Martin se había alojado con su amigo de Guadalajara y había estado descansando en la cabaña durante el fin de semana, que se encontraba a unas dos horas en auto. Habían disfrutado de una tarde relajante con una barbacoa, pero el domingo por la mañana solo oían helicópteros del ejército.
Al no poder viajar con seguridad, decidió quedarse una noche más.


“Todo estaba súper tranquilo en toda la zona alrededor de Tapalpa, y simplemente pasamos el día en esta hermosa cabaña. No había mucho más que pudieras hacer”, dijo a The Independent, y continuó: “Cuando oscureció, de repente nos dio un poco de miedo porque estábamos en medio de la nada. Aparte de los helicópteros, todo estaba extrañamente tranquilo”.
La oleada de ataques violentos fue lanzada por el CJNG el domingo. Más de 70 personas murieron durante la operación para capturar a El Mencho y la violencia que siguió, según informó la BBC.
Puerto Vallarta, complejo turístico de la costa del Pacífico mexicano, fue una de las ciudades afectadas por los bloqueos. Durante los disturbios, 23 presos se fugaron después de que unos hombres armados embistieran una de las puertas de la prisión con un automóvil.
Tras pasar una noche más en la cabaña, Martin se dirigió a la cercana localidad de Los Espinos para averiguar adónde sería seguro viajar. Las carreteras estaban cerradas y las tiendas ya estaban escasas de alimentos, sin huevos ni queso.

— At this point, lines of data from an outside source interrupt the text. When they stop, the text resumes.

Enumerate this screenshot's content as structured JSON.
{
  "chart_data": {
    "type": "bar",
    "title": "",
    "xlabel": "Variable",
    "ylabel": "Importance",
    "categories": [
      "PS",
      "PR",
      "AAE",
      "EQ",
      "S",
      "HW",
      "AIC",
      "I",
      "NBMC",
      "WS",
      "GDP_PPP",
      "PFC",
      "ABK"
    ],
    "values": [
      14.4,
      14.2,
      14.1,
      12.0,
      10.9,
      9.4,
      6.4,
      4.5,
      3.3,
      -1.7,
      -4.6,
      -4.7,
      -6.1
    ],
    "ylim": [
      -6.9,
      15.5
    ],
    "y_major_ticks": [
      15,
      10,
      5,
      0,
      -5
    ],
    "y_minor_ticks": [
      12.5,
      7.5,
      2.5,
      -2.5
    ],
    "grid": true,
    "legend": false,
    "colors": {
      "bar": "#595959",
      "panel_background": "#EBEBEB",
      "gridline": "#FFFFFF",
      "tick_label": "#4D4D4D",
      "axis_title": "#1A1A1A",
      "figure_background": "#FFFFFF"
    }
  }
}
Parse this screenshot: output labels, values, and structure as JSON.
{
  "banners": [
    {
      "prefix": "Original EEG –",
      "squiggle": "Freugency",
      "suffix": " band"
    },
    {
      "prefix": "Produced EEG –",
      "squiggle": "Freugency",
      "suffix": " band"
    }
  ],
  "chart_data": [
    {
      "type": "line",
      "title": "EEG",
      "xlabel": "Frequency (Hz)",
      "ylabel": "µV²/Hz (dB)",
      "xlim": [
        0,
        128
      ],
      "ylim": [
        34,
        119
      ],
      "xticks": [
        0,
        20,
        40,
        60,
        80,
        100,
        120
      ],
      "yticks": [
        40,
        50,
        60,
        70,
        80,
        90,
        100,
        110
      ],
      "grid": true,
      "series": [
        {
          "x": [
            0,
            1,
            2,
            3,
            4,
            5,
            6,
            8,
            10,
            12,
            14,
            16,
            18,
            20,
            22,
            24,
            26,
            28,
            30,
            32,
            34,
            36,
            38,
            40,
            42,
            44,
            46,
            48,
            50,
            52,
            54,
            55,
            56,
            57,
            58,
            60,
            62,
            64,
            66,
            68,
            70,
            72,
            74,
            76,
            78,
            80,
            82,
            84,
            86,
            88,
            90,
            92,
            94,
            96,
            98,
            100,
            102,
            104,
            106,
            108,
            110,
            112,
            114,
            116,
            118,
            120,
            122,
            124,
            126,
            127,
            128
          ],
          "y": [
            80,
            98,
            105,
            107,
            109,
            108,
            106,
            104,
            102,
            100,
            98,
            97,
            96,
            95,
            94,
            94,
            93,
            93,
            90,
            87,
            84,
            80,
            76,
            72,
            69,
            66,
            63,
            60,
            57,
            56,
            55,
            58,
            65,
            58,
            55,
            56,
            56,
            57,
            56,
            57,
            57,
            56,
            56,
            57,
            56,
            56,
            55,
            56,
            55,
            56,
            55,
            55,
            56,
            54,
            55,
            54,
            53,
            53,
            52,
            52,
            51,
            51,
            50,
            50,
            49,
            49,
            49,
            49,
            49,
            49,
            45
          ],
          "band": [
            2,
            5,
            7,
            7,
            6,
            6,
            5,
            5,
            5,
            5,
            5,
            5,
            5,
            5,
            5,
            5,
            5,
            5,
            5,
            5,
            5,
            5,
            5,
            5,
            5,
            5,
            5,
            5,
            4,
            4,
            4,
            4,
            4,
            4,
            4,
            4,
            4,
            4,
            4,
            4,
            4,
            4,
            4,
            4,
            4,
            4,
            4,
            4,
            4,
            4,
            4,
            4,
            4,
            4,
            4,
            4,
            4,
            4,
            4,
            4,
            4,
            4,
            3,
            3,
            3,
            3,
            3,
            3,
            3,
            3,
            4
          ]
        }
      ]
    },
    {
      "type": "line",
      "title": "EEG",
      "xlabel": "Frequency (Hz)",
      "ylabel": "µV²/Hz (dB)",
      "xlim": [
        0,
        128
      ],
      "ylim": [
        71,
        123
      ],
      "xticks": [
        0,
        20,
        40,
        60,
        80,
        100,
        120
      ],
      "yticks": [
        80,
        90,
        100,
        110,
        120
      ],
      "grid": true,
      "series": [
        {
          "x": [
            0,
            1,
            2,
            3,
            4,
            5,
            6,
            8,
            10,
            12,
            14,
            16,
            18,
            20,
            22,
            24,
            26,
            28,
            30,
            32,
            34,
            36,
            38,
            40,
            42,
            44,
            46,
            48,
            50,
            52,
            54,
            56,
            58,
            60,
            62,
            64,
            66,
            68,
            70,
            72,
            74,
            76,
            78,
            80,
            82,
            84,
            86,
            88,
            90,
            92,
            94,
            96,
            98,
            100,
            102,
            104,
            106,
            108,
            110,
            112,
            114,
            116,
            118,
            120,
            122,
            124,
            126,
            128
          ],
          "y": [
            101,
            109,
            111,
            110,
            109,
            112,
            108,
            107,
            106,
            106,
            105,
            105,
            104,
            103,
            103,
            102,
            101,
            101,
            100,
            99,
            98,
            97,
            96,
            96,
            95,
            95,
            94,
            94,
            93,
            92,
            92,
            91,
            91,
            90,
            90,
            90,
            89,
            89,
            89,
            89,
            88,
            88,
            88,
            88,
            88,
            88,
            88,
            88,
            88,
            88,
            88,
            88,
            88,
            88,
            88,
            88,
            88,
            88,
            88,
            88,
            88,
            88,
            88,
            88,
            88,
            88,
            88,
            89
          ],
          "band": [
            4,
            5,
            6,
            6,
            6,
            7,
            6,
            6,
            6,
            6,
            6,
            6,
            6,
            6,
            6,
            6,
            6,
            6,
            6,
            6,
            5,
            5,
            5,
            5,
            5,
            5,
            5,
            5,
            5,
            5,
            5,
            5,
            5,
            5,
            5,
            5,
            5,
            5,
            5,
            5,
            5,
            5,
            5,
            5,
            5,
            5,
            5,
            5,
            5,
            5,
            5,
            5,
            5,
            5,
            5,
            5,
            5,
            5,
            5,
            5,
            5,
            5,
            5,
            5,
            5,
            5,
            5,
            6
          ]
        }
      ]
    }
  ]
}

“No sabíamos qué carreteras estaban bloqueadas o incendiadas”, explicó, y describió el “pánico controlado” y la ansiedad que reinaba entre las demás personas alojadas en las cabañas, a las que los disturbios habían tomado por sorpresa.

Se agrupó con otras personas que se alojaban en la zona y salió de Los Espinos a la 1:30 p. m. en dirección a Guadalajara en un “mini convoy”, dejando atrás sus pertenencias y llevando solo una bolsa con su pasaporte y un cargador de teléfono.
“Le pregunté a mi amigo qué era lo peor que podía pasar, y me dijo que se podrían llevarse el auto y tendríamos que buscar otro camino. Así que nos limitamos a meter en la mochila un pasaporte y un cargador de móvil cada uno. Si ocurría lo peor, solo teníamos que salir del auto y agarrar eso”, dijo Martin.
“No oí pasar ni un solo vehículo por la cabaña, pero a partir del mediodía todo el mundo se estaba yendo”, añadió.
Las carreteras se llenaron de tráfico al intentar abandonar la zona y los transeúntes advirtieron de carreteras cerradas, árboles caídos y autobuses quemados.
“Al llegar a Guadalajara, todavía había trozos de carretera en llamas. Había militares en muchos lugares, todavía limpiando”, relató.
Agregó que su amigo “se [había sentido] mucho mejor” tras salir de Los Espinos, llegar al primer bloqueo que se había despejado, y ver al ejército.